All adverse effects are related to vasodilation and decrease in blood flow (most blood supply in the periphery):
- throbbing headache, dizziness, weakness, hypotension, reflex tachycardia
What are the two main drug-drug interactions with nitrates?
- erectile dysfunction drugs can cause life-threatening hypotension (phosphodiesterase-5 inhibitors)
- alcohol (vasodilator)
Why would a beta antagonist be prescribed for angina pectoris? What is it mode of action?

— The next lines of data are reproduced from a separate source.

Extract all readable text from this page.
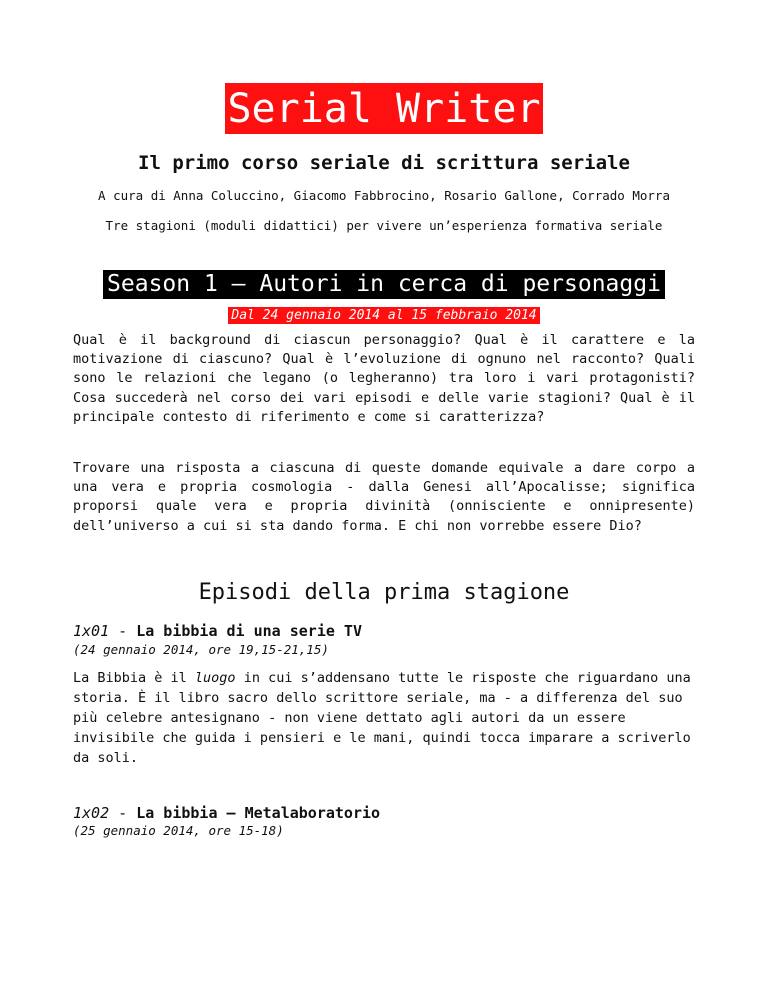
Serial Writer
Il primo corso seriale di scrittura seriale
A cura di Anna Coluccino, Giacomo Fabbrocino, Rosario Gallone, Corrado Morra
Tre stagioni (moduli didattici) per vivere un’esperienza formativa seriale
Season 1 – Autori in cerca di personaggi
Dal 24 gennaio 2014 al 15 febbraio 2014

Qual è il background di ciascun personaggio? Qual è il carattere e la motivazione di ciascuno? Qual è l’evoluzione di ognuno nel racconto? Quali sono le relazioni che legano (o legheranno) tra loro i vari protagonisti? Cosa succederà nel corso dei vari episodi e delle varie stagioni? Qual è il principale contesto di riferimento e come si caratterizza?

Trovare una risposta a ciascuna di queste domande equivale a dare corpo a una vera e propria cosmologia - dalla Genesi all’Apocalisse; significa proporsi quale vera e propria divinità (onnisciente e onnipresente) dell’universo a cui si sta dando forma. E chi non vorrebbe essere Dio?

Episodi della prima stagione
1x01 - La bibbia di una serie TV
(24 gennaio 2014, ore 19,15-21,15)

La Bibbia è il luogo in cui s’addensano tutte le risposte che riguardano una storia. È il libro sacro dello scrittore seriale, ma - a differenza del suo più celebre antesignano - non viene dettato agli autori da un essere invisibile che guida i pensieri e le mani, quindi tocca imparare a scriverlo da soli.

1x02 - La bibbia – Metalaboratorio
(25 gennaio 2014, ore 15-18)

- first line therapy for prevention of chronic stable angina
- blocks the sympathetic innervation to the heart reducing cardiac workload, slowing heart rate and reducing contractility. Together, these changes decrease oxygen demand
- beta blockers help to decrease the frequency and intensity of angina attacks with no risk of tolerance
- beta blockers are ideal for clients with HTN & CAD
What populations (3 in particular) should be cautioned about using beta blockers?
- use with caution in those with asthma and COPD (block sympathetic input to the lungs)
- exacerbated depression (adrenergic tone has an effect on mood)
- hypoglycemia risk for diabetics (inhibited SNS masks hypoglycemia symptoms)
What are some adverse effects of beta adrenergic antagonists?
fatigue, weakness, bradycardia, hypotension, sleep disturbances
Why is a rapid withdrawal from beta blockers discouraged? (in terms of treating angina pectoris)
- rapid withdrawal worsens angina symptoms.